Kisah
Proses Pengangkatan Syaikh Murtadha Anshari sebagai Marja
Salah satu keharusan dalam Mazhab Ahlulbait, jika salah sorang pemimpin tertinggi yang mengurusi masalah agama (al-marja’ al-‘ala ad-dini) meninggal dunia, maka harus ditentukan kembali seorang pemimpin baru yang paling pandai untuk mengurusi berbagai kepentingan kaum muslimin dan menerapkan seluruh peraturan dan hukum Islam.
Ketika Ayatullah Hajj Syaikh Muhammad Hasan Jawahari wafat, orang-orang datang kepada Syaikh Anshari ridwanallahu anhu. Mereka meminta kepadanya sebuah risalah yang berisikan cara pengamalan (hukum) agama untuk mereka ikuti. Namun Syaikh Anshari berkata kepada mereka, “Selagi masih ada Allamah Akbar Sayyid Mazandarani yang sangat pandai dan bijak, maka kalian hendaknya merujuk kepada beliau (yang tinggal) di kota Babal, di dekat kota Mazandaran. Adapun aku, tidak memiliki risalah amaliyah tersebut.”
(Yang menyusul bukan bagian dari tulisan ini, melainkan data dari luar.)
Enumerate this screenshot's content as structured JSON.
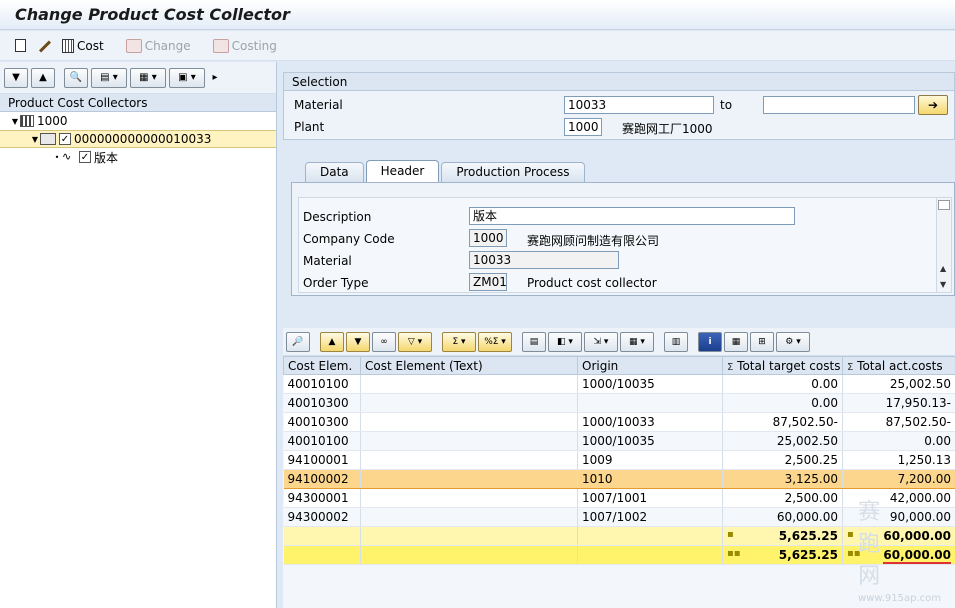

Baca juga Perjumpaan Syaikh Murtadha Anshari dengan Imam Mahdi
Lalu Syaikh Anshari menulis sebuah surat kepada Sayyid Mazandarani meminta agar beliau segera datang datang ke Najaf untuk menerima jabatan baru sebagai pimpinan hauzah ilmiyah dan marja agama. Setelah surat itu diterima, Sayyid Mazandarani menjawab surat itu, “Benar, ketika aku berada di Najaf dan berdiskusi denganmu dalam berbagai masalah agama dan mazhab, dalam bidang fikih aku lebih kuat darimu. Akan tetapi, karena tempat tinggalku yang sangat jauh dari hauzah ilmiyah dan kota Najaf, dan aku tidak memiliki majelis-majelis untuk pengkajian dan penelitian ilmiah, maka aku menganggapmu lebih pandai dan lebih utama daripada aku untuk menjadi marja. Oleh karena itu, aku menerimamu menjadi marja agama tertinggi dalam Mazhab Ahlulbait.”
Baca juga Perjumpaan Syaikh Murtadha Anshari dengan Imam Mahdi
Begitu membaca surat itu, Syaikh Anshari berkata dalam hati, “Karena aku melihat diriku tidak layak menjadi pimpinan agama dan menjadi seorang marja, aku akan meminta pertimbangan dulu kepada Shahib Zaman Imam Mahdi as, agar beliau dapat memberikan izin kepadaku untuk berijtihad dan menempati kedudukan yang tinggi ini.”
Di saat Syaikh Anshari mengajar, tiba-tiba masuklah seorang pria yang tampak sangat gagah dan mulia ke tempat itu. Syaikh Anshari menyambutnya dengan ramah dan penuh penghormatan. Orang itu langsung menghadap ke arahnya dan bertanya, “Bagaimana pendapatmu, jika ada seorang wanita yang muka (wajah) suaminya telah diubah?”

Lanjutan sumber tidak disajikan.